Using the NLSY79 and NLSY-children/young adult “super file”

With the final release of the NLSY79 and NLSY-C/YA kinship links in November 2013, we also released a master file that has great potential to support interesting and innovative BG (and many other types of) research in the future. We combined 5302 NLSY79 kinship pairs, 16,083 NLSY-C/YA kinship pairs, and 21,388 cross-generational kinship pairs to create a “super file” with 42,773 kinship pairs. The cross-generational kinship pairs consist of mother–daughter pairs, aunt–niece/aunt–nephew pairs, and uncle–niece/uncle–nephew pairs.Footnote 4 Few datasets exist with the breadth of kinship pairs available within this “NLSY Super-File,” and those that do have provided extensive empirical support for a broad range of past research. One example is the “VA 30,000 Study,” a large dataset of almost 15,000 twin pairs from Virginia that has similar cross-generational features (e.g., D’Onofrio et al. 2007; Eaves et al. 1999).

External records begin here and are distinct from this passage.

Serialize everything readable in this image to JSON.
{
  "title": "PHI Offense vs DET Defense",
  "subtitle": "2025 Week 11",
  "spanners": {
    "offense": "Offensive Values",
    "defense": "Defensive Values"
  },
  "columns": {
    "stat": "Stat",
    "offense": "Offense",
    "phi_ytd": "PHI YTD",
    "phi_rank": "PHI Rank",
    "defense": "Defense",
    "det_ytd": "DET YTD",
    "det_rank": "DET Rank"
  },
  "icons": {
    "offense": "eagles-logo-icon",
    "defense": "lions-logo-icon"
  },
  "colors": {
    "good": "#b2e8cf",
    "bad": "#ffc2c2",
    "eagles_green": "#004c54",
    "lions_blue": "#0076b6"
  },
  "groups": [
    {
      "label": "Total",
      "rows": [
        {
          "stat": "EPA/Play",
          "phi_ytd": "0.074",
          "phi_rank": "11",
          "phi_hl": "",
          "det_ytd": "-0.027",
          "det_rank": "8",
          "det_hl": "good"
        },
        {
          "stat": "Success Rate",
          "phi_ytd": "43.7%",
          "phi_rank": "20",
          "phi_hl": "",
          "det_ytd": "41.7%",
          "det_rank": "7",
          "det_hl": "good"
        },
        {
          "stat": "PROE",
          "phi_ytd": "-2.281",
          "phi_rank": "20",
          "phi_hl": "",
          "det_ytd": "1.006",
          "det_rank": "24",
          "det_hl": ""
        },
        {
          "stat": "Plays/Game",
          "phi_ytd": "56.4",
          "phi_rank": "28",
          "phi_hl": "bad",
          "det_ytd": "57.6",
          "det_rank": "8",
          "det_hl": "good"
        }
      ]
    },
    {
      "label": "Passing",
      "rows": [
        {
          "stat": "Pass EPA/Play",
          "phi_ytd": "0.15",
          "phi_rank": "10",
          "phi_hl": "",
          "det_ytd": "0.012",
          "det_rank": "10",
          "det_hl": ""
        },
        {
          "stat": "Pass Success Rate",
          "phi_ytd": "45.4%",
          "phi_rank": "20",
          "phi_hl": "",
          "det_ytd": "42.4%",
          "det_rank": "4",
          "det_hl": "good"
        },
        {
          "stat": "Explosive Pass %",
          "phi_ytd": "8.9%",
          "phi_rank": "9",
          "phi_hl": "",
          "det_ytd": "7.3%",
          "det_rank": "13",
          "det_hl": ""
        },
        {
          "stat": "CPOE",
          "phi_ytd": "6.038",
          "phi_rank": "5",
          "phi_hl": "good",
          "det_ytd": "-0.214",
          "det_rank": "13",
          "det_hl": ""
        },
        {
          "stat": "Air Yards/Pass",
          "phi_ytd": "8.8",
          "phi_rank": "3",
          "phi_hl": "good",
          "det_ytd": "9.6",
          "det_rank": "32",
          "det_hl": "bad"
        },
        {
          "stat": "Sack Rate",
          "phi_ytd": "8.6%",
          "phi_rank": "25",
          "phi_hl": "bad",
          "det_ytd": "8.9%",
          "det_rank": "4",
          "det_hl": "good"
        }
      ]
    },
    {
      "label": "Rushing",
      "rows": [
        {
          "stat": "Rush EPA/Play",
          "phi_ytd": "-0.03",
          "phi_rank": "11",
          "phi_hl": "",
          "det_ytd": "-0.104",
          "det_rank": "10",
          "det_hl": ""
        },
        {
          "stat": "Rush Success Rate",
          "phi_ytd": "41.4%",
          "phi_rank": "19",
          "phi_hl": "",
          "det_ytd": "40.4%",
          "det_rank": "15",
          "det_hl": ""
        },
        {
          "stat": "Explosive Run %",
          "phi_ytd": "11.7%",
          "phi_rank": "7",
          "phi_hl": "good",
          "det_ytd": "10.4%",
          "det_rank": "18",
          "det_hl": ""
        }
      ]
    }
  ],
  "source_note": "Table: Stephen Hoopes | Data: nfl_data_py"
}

The NLSY super-file has data structure that can be used for new and innovative research studies based on ideas such as the following. First, because in many cases instrumentation is identical across the two generations, analyses can be run with relatively little concern for instrumentation bias (except that the meaning of some words can change over time). Second, invariance studies can be conducted to determine if the status of the measurement process is fixed, or has changed, over the two different generations. In cases where it has not (and in those where it has with adjustments), the two generations can be combined in a remarkably large biometrically-informed dataset. Third, certain assumptions can be investigated within this dataset. For example, the equal environments assumption, which has been carefully studied within the BG community and the cause of much criticism from outside, can be studied from a unique perspective, because the nature of the shared environment is different across generations (who never shared a childhood rearing environment) compared to within-generation. If results converge between the cross-generational data and the within-generational data, this convergence would provide at least partial support for the legitimacy of the equal environments assumption in relation to a given phenotype. Fourth, the NLSY97 kinship links can eventually be added to this super-file to support broader research across time and across all three NLSY datasets.

Conclusion

In conclusion, we recommend the three NLSY datasets to researchers doing biometrical research (and also to other broader developmental/family studies researchers). We especially recommend the kinship links to graduate students planning thesis or dissertation research, and to early-career faculty. These recommendations are based on the ease and accessibility of the NLSY data and kinship links, the broad array of research topics that can be developed, and the potential for doing unique and methodologically sophisticated research using these data resources. A publication history based on over 60 articles, book chapters, technical reports, and dissertations/theses supports the viability of the use of the NLSY kinship links for productive research, and can be consulted for research ideas. Note that this earlier publication stream was based on earlier versions of the kinship links, which were of lower quality (reliability and validity) and reduced sample sizes compared to those recently released and described in detail within the current paper. Further, extensive online support and a User Service research support function (available by contacting any of the first three authors) is provided by the current NLSY kinship research team to assist with software and modeling issues associated with using the kinship links. The NLSY datasets are remarkable resources, even without accounting for their biometrical structure. Combining the kinship link information with the long-term longitudinal structure, the cross-generational design, the thousands of phenotypes that can be constructed, and the probability sample origin of the original NLSY79 creates a highly unique and valuable data resource.